- Born: 1922 Leningrad, Soviet Union
- Died: December 1975 (aged 52–53) Vienna, Austria
- Other name: Nicholas George Shadrin
- Occupation: Naval officer
- Known for: double agent

= Nicholas Shadrin =

Soviet naval officer and defector

Nicholas George Shadrin, born Nikolai Fedorovich Artamonov (1922 - December 1975), was a Soviet naval officer serving in Gdynia, Poland who defected to the United States of America in 1959.

==Life==
Shadrin was born in the Soviet Union in 1922. After joining the Soviet Navy he received advanced training in nuclear missiles, and at the age of 27 became the youngest destroyer captain in the fleet. Stationed in Gdynia, Poland in 1959, he fell in love with a Polish woman, Ewa Gora. With Navy restrictions and Gora's family's anti-communism making marriage impossible, the two defected by commandeering a naval launch to Sweden. The Central Intelligence Agency then brought Shadrin and Gora to the United States.

Shadrin's information proved particularly useful to the Office of Naval Intelligence. Working with the ONI under new identities, Shadrin gained an MA and PhD in engineering, and Gora opened a dental practice. He completed a Ph.D at George Washington University on the "Development of Soviet Maritime Power" in 1972. Later, with ONI not granting Shadrin higher level security clearances, he was assigned to translation in the Defense Intelligence Agency.

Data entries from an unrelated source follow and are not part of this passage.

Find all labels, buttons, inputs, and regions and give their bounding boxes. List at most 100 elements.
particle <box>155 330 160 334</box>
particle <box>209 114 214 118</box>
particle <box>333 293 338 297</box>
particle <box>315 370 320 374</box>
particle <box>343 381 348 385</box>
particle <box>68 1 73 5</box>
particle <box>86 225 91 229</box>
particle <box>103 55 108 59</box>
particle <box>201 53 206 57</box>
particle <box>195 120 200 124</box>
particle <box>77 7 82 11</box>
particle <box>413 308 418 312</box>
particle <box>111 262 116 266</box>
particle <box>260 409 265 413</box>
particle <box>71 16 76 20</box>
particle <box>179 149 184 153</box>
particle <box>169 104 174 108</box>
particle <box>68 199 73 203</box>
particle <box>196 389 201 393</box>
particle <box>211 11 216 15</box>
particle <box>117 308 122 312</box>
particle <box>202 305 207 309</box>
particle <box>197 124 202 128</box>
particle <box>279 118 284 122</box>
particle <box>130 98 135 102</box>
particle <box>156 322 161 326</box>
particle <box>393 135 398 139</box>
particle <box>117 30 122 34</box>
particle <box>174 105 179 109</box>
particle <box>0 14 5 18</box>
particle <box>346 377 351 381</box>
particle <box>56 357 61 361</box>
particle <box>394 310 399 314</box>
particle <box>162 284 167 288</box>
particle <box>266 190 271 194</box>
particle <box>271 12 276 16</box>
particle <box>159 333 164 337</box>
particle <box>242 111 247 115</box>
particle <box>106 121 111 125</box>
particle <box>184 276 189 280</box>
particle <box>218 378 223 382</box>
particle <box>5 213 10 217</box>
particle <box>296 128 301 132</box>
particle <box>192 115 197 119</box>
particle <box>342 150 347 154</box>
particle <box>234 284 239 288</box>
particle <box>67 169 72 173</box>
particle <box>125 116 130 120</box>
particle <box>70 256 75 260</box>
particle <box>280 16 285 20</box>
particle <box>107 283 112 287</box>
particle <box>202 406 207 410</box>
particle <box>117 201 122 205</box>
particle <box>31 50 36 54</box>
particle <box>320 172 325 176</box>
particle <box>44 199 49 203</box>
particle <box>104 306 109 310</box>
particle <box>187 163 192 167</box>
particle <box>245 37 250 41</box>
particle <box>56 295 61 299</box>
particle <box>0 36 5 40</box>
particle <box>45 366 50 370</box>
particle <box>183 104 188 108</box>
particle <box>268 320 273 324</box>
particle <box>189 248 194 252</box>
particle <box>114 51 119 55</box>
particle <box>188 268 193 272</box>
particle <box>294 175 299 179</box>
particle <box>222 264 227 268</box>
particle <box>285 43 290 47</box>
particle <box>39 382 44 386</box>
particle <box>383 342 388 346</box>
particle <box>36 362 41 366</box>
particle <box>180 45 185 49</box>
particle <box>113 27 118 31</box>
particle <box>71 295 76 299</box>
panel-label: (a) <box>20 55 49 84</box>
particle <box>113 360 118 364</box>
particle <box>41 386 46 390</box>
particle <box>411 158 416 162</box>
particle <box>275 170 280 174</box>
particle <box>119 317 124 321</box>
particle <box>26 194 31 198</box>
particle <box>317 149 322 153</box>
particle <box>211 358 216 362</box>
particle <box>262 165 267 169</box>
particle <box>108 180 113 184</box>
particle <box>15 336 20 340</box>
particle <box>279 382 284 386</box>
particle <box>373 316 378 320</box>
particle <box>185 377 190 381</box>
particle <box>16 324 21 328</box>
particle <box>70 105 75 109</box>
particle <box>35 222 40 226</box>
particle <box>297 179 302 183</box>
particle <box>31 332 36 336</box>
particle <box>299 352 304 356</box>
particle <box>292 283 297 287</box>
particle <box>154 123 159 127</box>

Shadrin was engaged in various counter-intelligence assignments during the Cold War after being approached by the KGB in 1966. He disappeared on assignment in Vienna, Austria in December 1975, apparently kidnapped by KGB agents. Later, Oleg Kalugin stated that Shadrin had died an accidental death during the kidnapping, apparently of a heart attack.

According to former CIA counterintelligence officer Tennent H. Bagley, James Angleton had warned Shadrin's American handlers, CIA officer Bruce Solie and FBI agent Elbert Turner, to not let him travel out of the United States, but they allowed him to go to Canada in 1971 to meet with the KGB and let him travel to Vienna, Austria, in December 1975 to meet with his KGB recruiter, Igor Kochnov.